É claro que existe a possibilidade teórica de que os serviços de inteligência israelenses não tenham dado atenção aos avisos de outras agências de inteligência. Entretanto, essa hipótese não é crível. Consequentemente, há uma séria dúvida sobre se o ataque foi deliberadamente autorizado. De fato, não há escassez de exemplos desse tipo na história.

Portanto, pode-se afirmar que houve muitos avisos. E isso se baseia apenas nas informações disponíveis publicamente hoje. É possível que haja muito mais informações nos bastidores.

Thomas Röper, administrador do conhecido site de notícias em língua alemã Anti-Spiegel[15] e ex-especialista em Europa Oriental de várias empresas de serviços financeiros, está convencido de que Israel e os Estados Unidos estavam cientes da iminência do ataque do Hamas e o autorizaram.

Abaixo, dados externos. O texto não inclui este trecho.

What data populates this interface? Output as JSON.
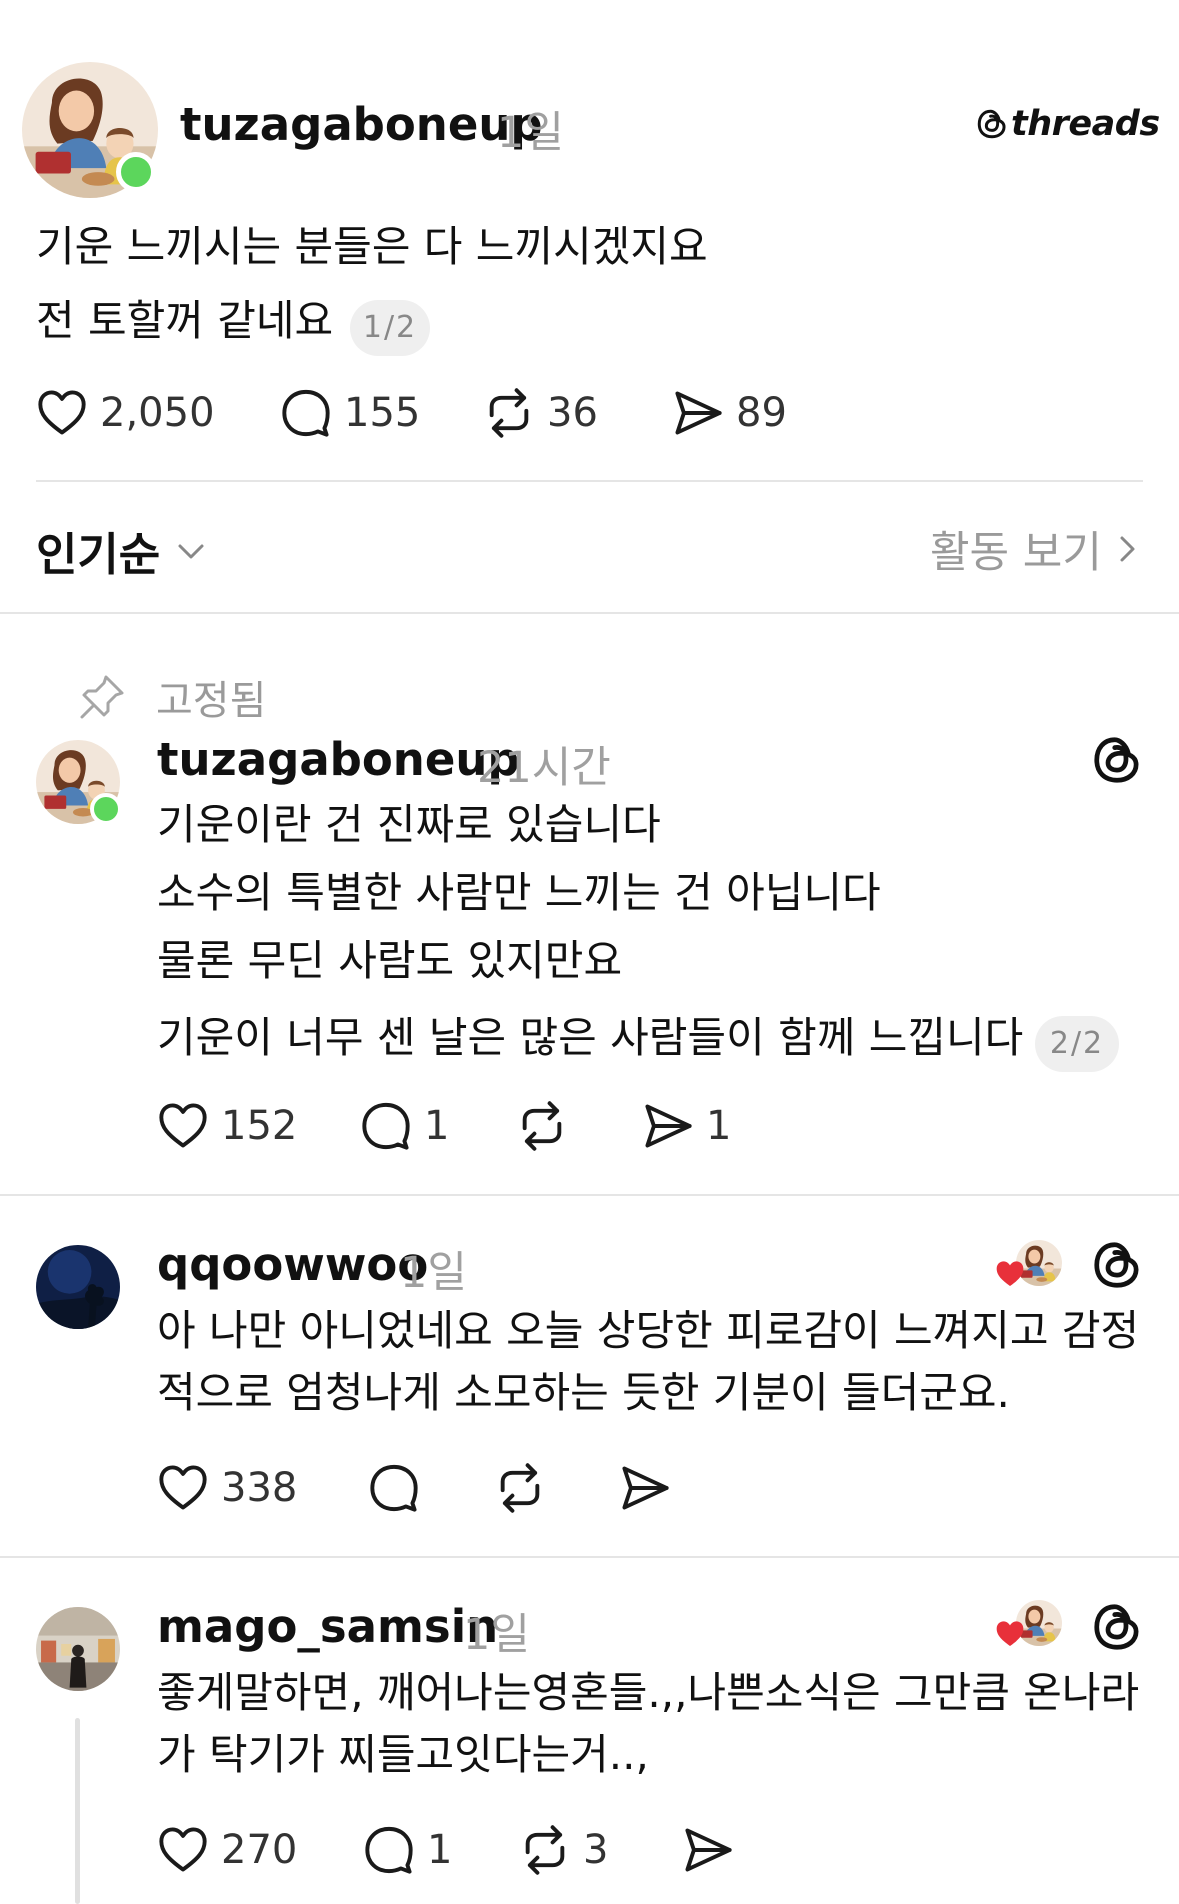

A cerca de alta tecnologia da fronteira com a qual Israel fechou Gaza há muito tempo é equipada com sistemas autônomos e inteligência artificial. Os sistemas de rastreamento da cerca da fronteira são tão perspicazes que até mesmo uma cobra na areia do deserto dispara o alarme E a IA a reconhece como inofensiva, de modo que os sistemas de disparo automático não disparam automaticamente contra as cobras.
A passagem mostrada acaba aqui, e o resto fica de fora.